This year marks the 500th anniversary of Martin Luther's 95 Theses. Ninety-five points were made against the Western Church of that time. How exactly does this pertain to the bankruptcy of reformism on its own terms?
Well, I'm the most consistent opponent of sectarianism, so quotation marks are in order for this "sectarian" discussion.
Over the years, whenever I've written about whether a left reform is something worth supporting, I've always asked:
1) Does this reform facilitate the issuance of either intermediate demands or demands on the threshold?
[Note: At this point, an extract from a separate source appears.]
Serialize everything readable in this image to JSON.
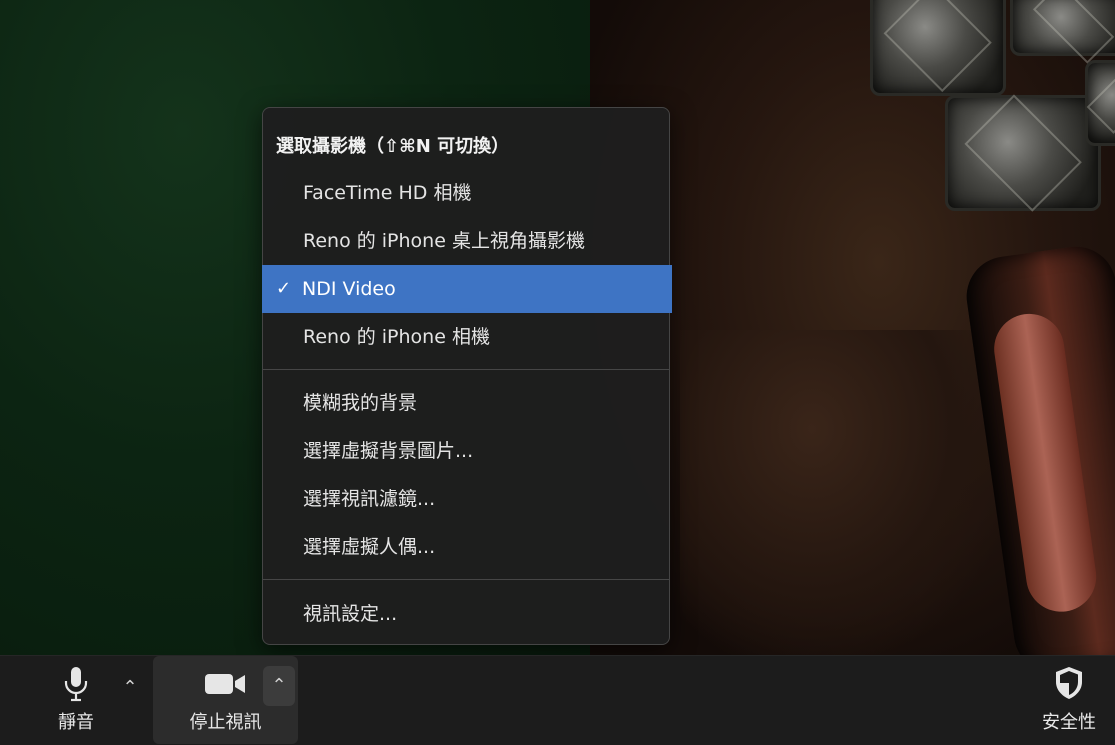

Does it diminish the chances of further gains and/or limit progressive overhaul in other areas, or does it make further progress more likely and facilitate progressive overhaul in other areas also?
2) Does it keep class struggle, "socialist production [...] beyond the framework of existing production" and cross-border politics (inter-nationalism at minimum, transnationalism preferrably) "consciously in view," to quote Kautsky the revolutionary Marxist, so that politics do not seem "to move forever in a circle"?
Because of the recent chatter about "basic income" (two more arguments against it being that it may not eliminate "precarity" and does not address the employability prospects of the long-term unemployed), I fear that this humble and supposedly very simple framework might not be enough to put forward a hard-nosed left opposition.
Earlier, I suggested that such left reforms "should, at a very dynamic 'minimum,' coincide with the 'maximum demands' of modern 'left social-democrats.'" However, what exactly were those demands historically?
Is the state of political education on the broad left deficient enough to validate the anti-Blairite statement of one Sunder Katwala about being "willing to offer a free internet-based phD certificate in comparative social democracy to anybody who can do that"? This would basically mean hard-nosed research on identifying the main areas of left-social-democratic policy (i.e., fiscal, monetary, labour, agriculture, etc.) in each western European and Scandinavian country during the immediate post-WWII era, and identifying the "best" ones implemented on a country-vs-country basis that can also be applicable to "post-industrial" economies. Hopefully, there would be enough of them to make a political laundry list.
Naturally, this laundry list, having arisen from left-social-democratic policy development, would combine those that satisfy both of the two main questions above with those that satisfy only the first one. This is left-social-democratic policy development we're talking about here, not non-participatory "democratic-socialist" policy development.
The "sectarian" approach draws upon Martin Luther's experience by presenting this laundry list as a total ultimatum or "red line" for any sort of front-based work with left-reformists, safeguarding against opportunistic tendencies towards reform coalitionism. Basically, "We don't want to even talk politics with you, let alone work with you, unless you support every bullet point on the list!"
Is this needed?
Note: This discussion is only one angle among others needed to rebut the central proposition of Mitchell Cohen's article (the same old reform coalitionism), which merely mentioned Lenin's perceived opposition to "compromises."